Poder-se-á argumentar que as escolhas de vestimentas não passam das preferências dos próprios artistas, que humanamente deveriam estar utilizando aquilo que lhes agrada e lhes permitem sentir-se confortáveis, como natural de qualquer pessoa. Contudo, analisando de maneira comercial, levando em consideração a necessidade de seus investidores na obtenção de retorno aos seus gastos enquanto responsáveis pelas formações artísticas desses sujeitos, identificamos que as próprias roupas são uma manobra para acarretar visualizações, não apenas pela extravagância, como nos casos do hanbok, como também pela identificação, vide a moda norte-americana, globalmente comercializada.

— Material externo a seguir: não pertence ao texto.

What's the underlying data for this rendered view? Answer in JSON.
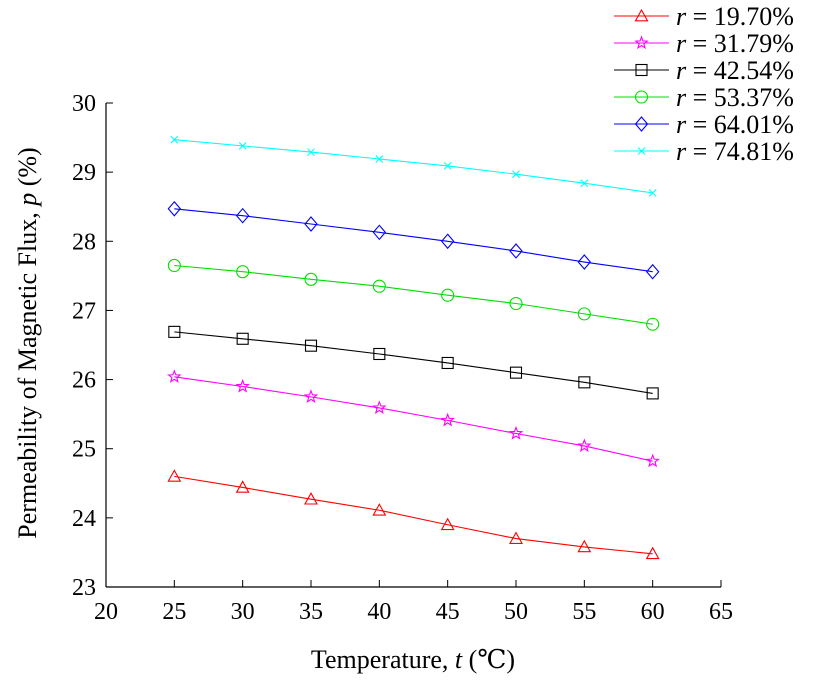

Sobre a identificação por conteúdos materiais originários de mercados exteriores e consumidos em amplitude dentre os países diversos, complementa-se apontando para outros elementos visuais presentes, com maior ênfase, nos clipes musicais. Na canção “Bang, Bang, Bang”, do grupo musical BigBang, os cantores velam-se da moda punk, misturando uma série de veículos e roupas extravagantes; em “Antifragile”, Le SSerafim apropria-se de vestimentas alheias, enquanto também pilota modelos radicais. De maneira conclusiva às presentes exemplificações e retornando ao BTS, “No More Dream” pode ser descrito como um festival de características alienígenas à naturalidade sul-coreana, domesticada através da globalização.
Caracteriza-se como significativo relatar que, considerando os potenciais comerciais de tais ações e os níveis de aceitação identificados através das positivas reações públicas, não necessariamente relatam-se esses fatos como pontos negativos, uma vez que não é de interesse do presente manuscrito assumir papel julgador. Tratam-se somente de registros acerca de algumas das principais ocorrências dessa época vigente, como próprio da História. Contudo, temos que os assuntos aqui discorridos dizem respeito não somente ao passado, mas também ao futuro do K-Pop, já que, considerando as origens e os acontecimentos contemporâneos desse nicho mercadológico, deve-se atentar-se à possível mitigação do “K-” na palavra, e violenta intensificação do “Pop”.
Portanto, interpretando nossos papéis como seres conscientes da atual conjuntura secular, talvez estejamos próximos de observarmos uma provável redução dos níveis de culturalidade sul-coreana nesse produto, e sua transformação em algo menos estravagante e mais comum; ordinário. Tal situação demonstrar-se-ia catastrófica, pois, ainda que não necessariamente cada indivíduo seja consumidor direto do K-Pop, a humanidade como um todo pode estar próxima da perda de todo um universo de características culturais asiáticas, para sempre devorada pelo glutinoso espírito da globalização.